Amundi, International Capital Group and Man Group are especially active in the alternative lending space in Europe, a report by Moody’s, a ratings agency, says.
Moody’s identifies alternative lending and retirement as distinct areas of business activity that offer substantial growth opportunities for asset managers in Europe.
In the lending market, asset managers like Amundi are filling the corporate funding gap left by reduced bank lending and the activity is helping European asset managers to diversify earnings and to increase product sophistication, says Moody’s.
Meanwhile, in the retirement market, Aberdeen, Fidelity and Schroders are well positioned to take advantage of the shift toward defined contribution (DC) retirement plans.
In its report – called Opportunities to grow in retirement, alternative lending, but regulation, competition pose challenges – Moody’s says that as these opportunities emerge, it has become a priority for asset managers to build user-friendly investment solutions that meet individual retail investors’ retirement needs.

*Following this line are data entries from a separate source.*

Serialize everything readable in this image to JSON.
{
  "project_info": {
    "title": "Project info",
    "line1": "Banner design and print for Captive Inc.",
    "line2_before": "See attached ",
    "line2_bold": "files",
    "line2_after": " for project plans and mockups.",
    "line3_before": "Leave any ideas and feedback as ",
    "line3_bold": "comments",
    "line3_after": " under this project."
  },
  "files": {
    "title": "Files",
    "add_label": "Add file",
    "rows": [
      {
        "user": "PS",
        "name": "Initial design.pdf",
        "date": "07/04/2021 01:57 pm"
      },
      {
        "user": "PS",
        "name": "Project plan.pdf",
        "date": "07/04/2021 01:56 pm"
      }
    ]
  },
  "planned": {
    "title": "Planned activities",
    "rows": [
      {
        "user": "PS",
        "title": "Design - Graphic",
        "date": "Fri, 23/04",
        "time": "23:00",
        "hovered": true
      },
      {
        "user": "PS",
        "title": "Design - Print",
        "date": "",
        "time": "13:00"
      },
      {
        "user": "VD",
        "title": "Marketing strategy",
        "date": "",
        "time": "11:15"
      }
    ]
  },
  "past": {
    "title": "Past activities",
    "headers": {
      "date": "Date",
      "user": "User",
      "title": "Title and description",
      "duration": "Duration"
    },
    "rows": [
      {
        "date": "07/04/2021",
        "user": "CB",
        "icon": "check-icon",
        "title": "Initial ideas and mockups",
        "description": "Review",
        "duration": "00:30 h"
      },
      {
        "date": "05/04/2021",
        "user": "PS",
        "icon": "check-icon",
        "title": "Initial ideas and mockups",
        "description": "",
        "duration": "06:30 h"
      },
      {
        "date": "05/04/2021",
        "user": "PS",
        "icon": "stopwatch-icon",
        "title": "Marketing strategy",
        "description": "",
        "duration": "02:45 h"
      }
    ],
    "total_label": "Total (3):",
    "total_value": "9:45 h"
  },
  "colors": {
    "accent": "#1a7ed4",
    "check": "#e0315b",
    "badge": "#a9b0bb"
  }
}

“Larger managers with products that have long and successful track records are in the best position to capture market share in this space early on,” Moody’s analysts say, and they note that Fidelity International Limited recently developed a platform called Retirement Services that provides customised retirement advice, products and services to retail and DC investors.
Similarly, Aberdeen has expanded its product range by enhancing solution-type products. Through the Scottish Widows Investment Partnership acquisition, Aberdeen gained additional expertise in customised solutions, with products ranging from traditional to alternative asset classes. In 2014, Schroders launched funds to meet demand from new retirees, and other funds targeting the DC pre-retirement market.